En dépit de ces difficultés, les efforts de Jean-Marry sur le terrain ont permis d’obtenir des données substantielles, avec pas moins de 42 espèces différentes d’oiseaux observées, appartenant à 26 familles différentes. Parmi ces espèces, certaines présentent un intérêt particulier en conservation. C’est le cas par exemple du Bec-croisé d’Hispaniola (Loxia megaplaga), une espèce endémique de l’île autrefois abondante dans la région, actuellement en danger. La diminution drastique des Pins d’Hispaniola due à la déforestation pourrait expliquer l’actuelle rareté de l’animal, et faire craindre des extinctions locales si la déforestation se poursuit. Également classé comme en danger par l’UICN, le pétrel diablotin (Pterodroma hasitata) a été observé à de multiples reprises.

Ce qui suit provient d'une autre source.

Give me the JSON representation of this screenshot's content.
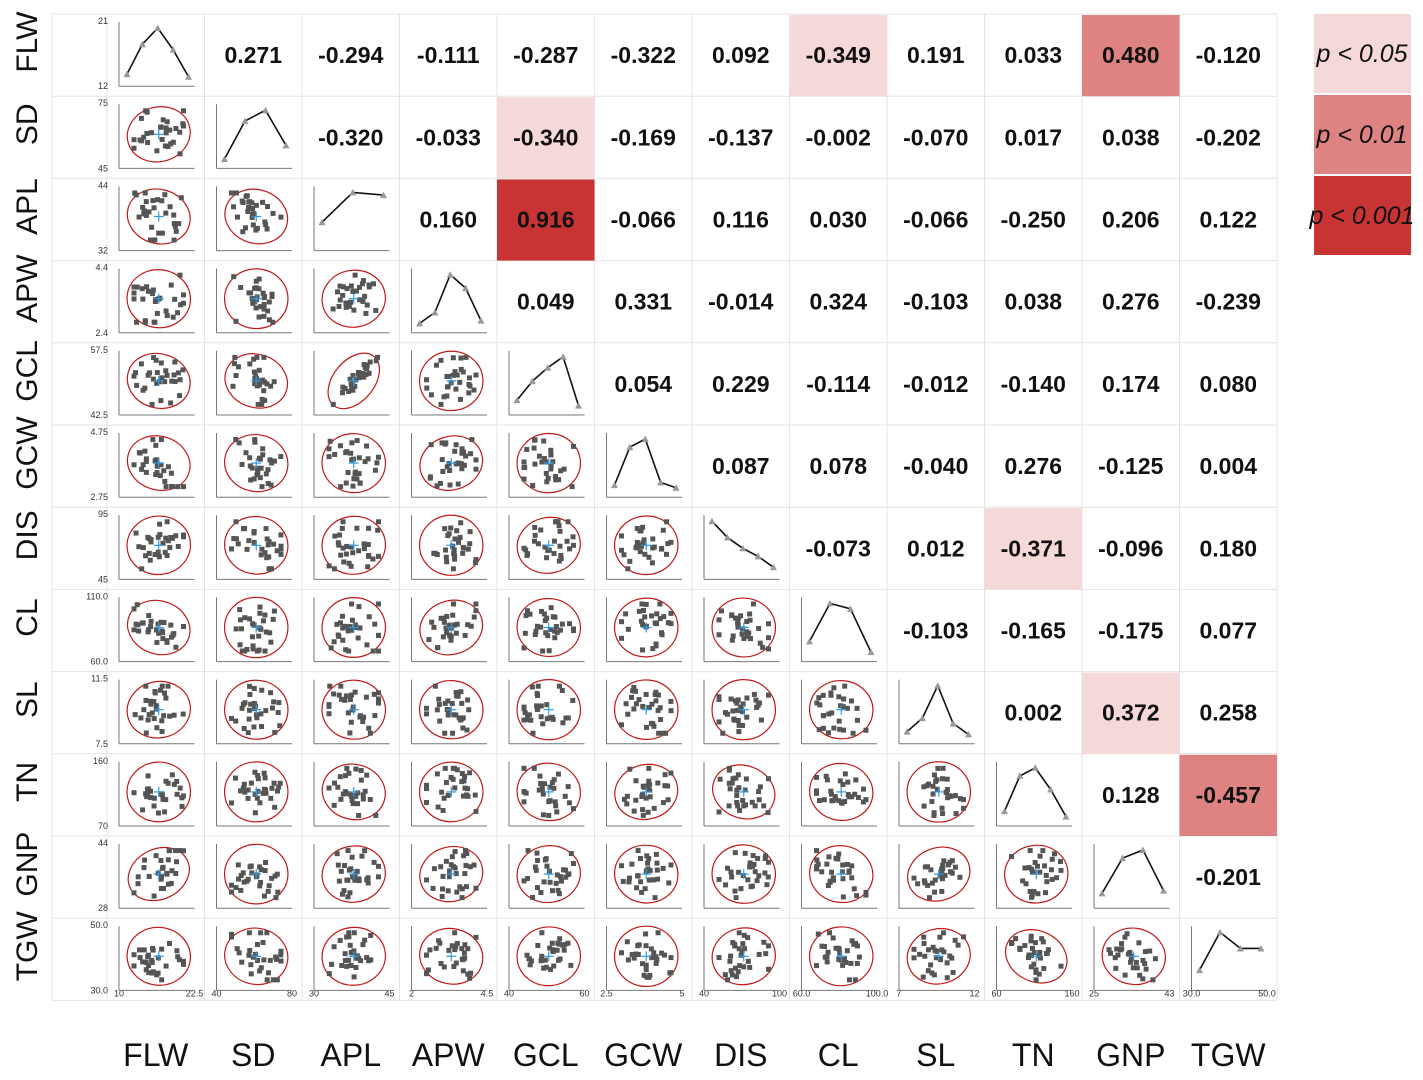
{
  "chart_data": {
    "type": "scatter-matrix",
    "variables": [
      "FLW",
      "SD",
      "APL",
      "APW",
      "GCL",
      "GCW",
      "DIS",
      "CL",
      "SL",
      "TN",
      "GNP",
      "TGW"
    ],
    "correlations": [
      [
        null,
        0.271,
        -0.294,
        -0.111,
        -0.287,
        -0.322,
        0.092,
        -0.349,
        0.191,
        0.033,
        0.48,
        -0.12
      ],
      [
        0.271,
        null,
        -0.32,
        -0.033,
        -0.34,
        -0.169,
        -0.137,
        -0.002,
        -0.07,
        0.017,
        0.038,
        -0.202
      ],
      [
        -0.294,
        -0.32,
        null,
        0.16,
        0.916,
        -0.066,
        0.116,
        0.03,
        -0.066,
        -0.25,
        0.206,
        0.122
      ],
      [
        -0.111,
        -0.033,
        0.16,
        null,
        0.049,
        0.331,
        -0.014,
        0.324,
        -0.103,
        0.038,
        0.276,
        -0.239
      ],
      [
        -0.287,
        -0.34,
        0.916,
        0.049,
        null,
        0.054,
        0.229,
        -0.114,
        -0.012,
        -0.14,
        0.174,
        0.08
      ],
      [
        -0.322,
        -0.169,
        -0.066,
        0.331,
        0.054,
        null,
        0.087,
        0.078,
        -0.04,
        0.276,
        -0.125,
        0.004
      ],
      [
        0.092,
        -0.137,
        0.116,
        -0.014,
        0.229,
        0.087,
        null,
        -0.073,
        0.012,
        -0.371,
        -0.096,
        0.18
      ],
      [
        -0.349,
        -0.002,
        0.03,
        0.324,
        -0.114,
        0.078,
        -0.073,
        null,
        -0.103,
        -0.165,
        -0.175,
        0.077
      ],
      [
        0.191,
        -0.07,
        -0.066,
        -0.103,
        -0.012,
        -0.04,
        0.012,
        -0.103,
        null,
        0.002,
        0.372,
        0.258
      ],
      [
        0.033,
        0.017,
        -0.25,
        0.038,
        -0.14,
        0.276,
        -0.371,
        -0.165,
        0.002,
        null,
        0.128,
        -0.457
      ],
      [
        0.48,
        0.038,
        0.206,
        0.276,
        0.174,
        -0.125,
        -0.096,
        -0.175,
        0.372,
        0.128,
        null,
        -0.201
      ],
      [
        -0.12,
        -0.202,
        0.122,
        -0.239,
        0.08,
        0.004,
        0.18,
        0.077,
        0.258,
        -0.457,
        -0.201,
        null
      ]
    ],
    "value_labels": [
      [
        null,
        "0.271",
        "-0.294",
        "-0.111",
        "-0.287",
        "-0.322",
        "0.092",
        "-0.349",
        "0.191",
        "0.033",
        "0.480",
        "-0.120"
      ],
      [
        null,
        null,
        "-0.320",
        "-0.033",
        "-0.340",
        "-0.169",
        "-0.137",
        "-0.002",
        "-0.070",
        "0.017",
        "0.038",
        "-0.202"
      ],
      [
        null,
        null,
        null,
        "0.160",
        "0.916",
        "-0.066",
        "0.116",
        "0.030",
        "-0.066",
        "-0.250",
        "0.206",
        "0.122"
      ],
      [
        null,
        null,
        null,
        null,
        "0.049",
        "0.331",
        "-0.014",
        "0.324",
        "-0.103",
        "0.038",
        "0.276",
        "-0.239"
      ],
      [
        null,
        null,
        null,
        null,
        null,
        "0.054",
        "0.229",
        "-0.114",
        "-0.012",
        "-0.140",
        "0.174",
        "0.080"
      ],
      [
        null,
        null,
        null,
        null,
        null,
        null,
        "0.087",
        "0.078",
        "-0.040",
        "0.276",
        "-0.125",
        "0.004"
      ],
      [
        null,
        null,
        null,
        null,
        null,
        null,
        null,
        "-0.073",
        "0.012",
        "-0.371",
        "-0.096",
        "0.180"
      ],
      [
        null,
        null,
        null,
        null,
        null,
        null,
        null,
        null,
        "-0.103",
        "-0.165",
        "-0.175",
        "0.077"
      ],
      [
        null,
        null,
        null,
        null,
        null,
        null,
        null,
        null,
        null,
        "0.002",
        "0.372",
        "0.258"
      ],
      [
        null,
        null,
        null,
        null,
        null,
        null,
        null,
        null,
        null,
        null,
        "0.128",
        "-0.457"
      ],
      [
        null,
        null,
        null,
        null,
        null,
        null,
        null,
        null,
        null,
        null,
        null,
        "-0.201"
      ],
      [
        null,
        null,
        null,
        null,
        null,
        null,
        null,
        null,
        null,
        null,
        null,
        null
      ]
    ],
    "significance": [
      [
        null,
        "",
        "",
        "",
        "",
        "",
        "",
        "p<0.05",
        "",
        "",
        "p<0.01",
        ""
      ],
      [
        null,
        null,
        "",
        "",
        "p<0.05",
        "",
        "",
        "",
        "",
        "",
        "",
        ""
      ],
      [
        null,
        null,
        null,
        "",
        "p<0.001",
        "",
        "",
        "",
        "",
        "",
        "",
        ""
      ],
      [
        null,
        null,
        null,
        null,
        "",
        "",
        "",
        "",
        "",
        "",
        "",
        ""
      ],
      [
        null,
        null,
        null,
        null,
        null,
        "",
        "",
        "",
        "",
        "",
        "",
        ""
      ],
      [
        null,
        null,
        null,
        null,
        null,
        null,
        "",
        "",
        "",
        "",
        "",
        ""
      ],
      [
        null,
        null,
        null,
        null,
        null,
        null,
        null,
        "",
        "",
        "p<0.05",
        "",
        ""
      ],
      [
        null,
        null,
        null,
        null,
        null,
        null,
        null,
        null,
        "",
        "",
        "",
        ""
      ],
      [
        null,
        null,
        null,
        null,
        null,
        null,
        null,
        null,
        null,
        "",
        "p<0.05",
        ""
      ],
      [
        null,
        null,
        null,
        null,
        null,
        null,
        null,
        null,
        null,
        null,
        "",
        "p<0.01"
      ],
      [
        null,
        null,
        null,
        null,
        null,
        null,
        null,
        null,
        null,
        null,
        null,
        ""
      ],
      [
        null,
        null,
        null,
        null,
        null,
        null,
        null,
        null,
        null,
        null,
        null,
        null
      ]
    ],
    "axis_ranges": [
      {
        "min": "12",
        "max": "21"
      },
      {
        "min": "45",
        "max": "75"
      },
      {
        "min": "32",
        "max": "44"
      },
      {
        "min": "2.4",
        "max": "4.4"
      },
      {
        "min": "42.5",
        "max": "57.5"
      },
      {
        "min": "2.75",
        "max": "4.75"
      },
      {
        "min": "45",
        "max": "95"
      },
      {
        "min": "60.0",
        "max": "110.0"
      },
      {
        "min": "7.5",
        "max": "11.5"
      },
      {
        "min": "70",
        "max": "160"
      },
      {
        "min": "28",
        "max": "44"
      },
      {
        "min": "30.0",
        "max": "50.0"
      }
    ],
    "x_axis_ticks": [
      [
        "10",
        "22.5"
      ],
      [
        "40",
        "80"
      ],
      [
        "30",
        "45"
      ],
      [
        "2",
        "4.5"
      ],
      [
        "40",
        "60"
      ],
      [
        "2.5",
        "5"
      ],
      [
        "40",
        "100"
      ],
      [
        "60.0",
        "100.0"
      ],
      [
        "7",
        "12"
      ],
      [
        "60",
        "160"
      ],
      [
        "25",
        "43"
      ],
      [
        "30.0",
        "50.0"
      ]
    ],
    "distributions": [
      [
        0.15,
        0.7,
        1.0,
        0.6,
        0.1
      ],
      [
        0.1,
        0.8,
        1.0,
        0.35
      ],
      [
        0.45,
        1.0,
        0.95
      ],
      [
        0.1,
        0.3,
        1.0,
        0.75,
        0.15
      ],
      [
        0.2,
        0.55,
        0.8,
        1.0,
        0.1
      ],
      [
        0.15,
        0.85,
        1.0,
        0.2,
        0.1
      ],
      [
        1.0,
        0.7,
        0.5,
        0.35,
        0.15
      ],
      [
        0.3,
        1.0,
        0.9,
        0.1
      ],
      [
        0.15,
        0.4,
        1.0,
        0.3,
        0.1
      ],
      [
        0.2,
        0.85,
        1.0,
        0.6,
        0.1
      ],
      [
        0.2,
        0.85,
        1.0,
        0.25
      ],
      [
        0.3,
        1.0,
        0.7,
        0.7
      ]
    ],
    "legend": [
      {
        "label": "p < 0.05",
        "color": "#f5d9d9"
      },
      {
        "label": "p < 0.01",
        "color": "#de8282"
      },
      {
        "label": "p < 0.001",
        "color": "#c83434"
      }
    ],
    "colors": {
      "ellipse": "#c01818",
      "point": "#555555",
      "mean_marker": "#3399dd",
      "grid": "#e4e4e4"
    }
  }
}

Jean-Marry installe un filet

Si l’étude montre que les forêts protégées d’Haïti représentent toujours une zone de grande importance pour la biodiversité aviaire du pays, elle met également en évidence l’évolution de l’abondance de certaines espèces. Ainsi, une comparaison des résultats avec ceux d’une précédente étude menée il y a une quinzaine d’années met en évidence un déclin des oiseaux au régime alimentaire insectivore ou particulièrement dépendant de l’habitat forestier, soulignant un impact de la déforestation continue sur certaines espèces les plus sensibles. Le déclin est particulièrement évident chez certaines espèces. Par exemple, les groupes de conure maîtresse (Psittacara chloropterus), un oiseau proche des perroquets classé comme vulnérable, ont été observés seulement en petits groupes, à peine plus d’une dizaine d’individus au maximum, alors que les groupes comptaient plusieurs dizaines de conures il y a 40 ans. Sur une note plus positive, certaines espèces comme la Paruline aux yeux rouges (Microligea palustris), endémique de l’île, ou encore le Sporophile petit-coq (Melopyrrha violacea), se sont montrées relativement abondantes dans le Parc Naturel.

 

Bec-croisé d’Hispaniola (Loxia megaplaga) © Rafy Rodriguez

 

L’étude souligne enfin qu’en dépit d’une protection officielle de certaines zones comme le Parc Naturel étudié, la situation actuelle de pauvreté, d’accès restreint à l’éducation et de manque de sensibilisation à la conservation pousse de nombreux habitants à contourner les interdictions. Le défrichage par le feu est ainsi pratique courante, permettant de libérer du terrain pour l’agriculture. Les auteurs interpellent les bailleurs de fonds internationaux sur la nécessité de fournir des ressources financières permettant la mise en place de programmes adaptés au contexte, en particulier via l’emploi de la population locale pour la reforestation, le développement de l’éducation, et l’augmentation de l’expertise scientifique et technique sur place.

 

Référence

Exantus, J.-M. & Cézilly, F. (2023). Composition of avian assemblage in a protected forested area in Haiti: Evidence for recent decline of both forest-dependent and insectivore species. Global Ecology and Conservation 46: e02607.

 

A propos de l’auteur

Titulaire d’un diplôme de master et d’un diplôme d’Ingénieur Agronome spécialisé en ressources naturelles et environnement, Jean-Marry Exantus a démarré son doctorat en 2018 au sein de l’Université des Antilles (Guadeloupe). Sous la direction de Frank Cézilly (Université de Bourgogne) et d’Etienne Bezault (Université des Antilles), il travaille sur la biologie des populations d’oiseaux endémiques d’Haïti. Ses recherches sont financées par Caribaea Initiative.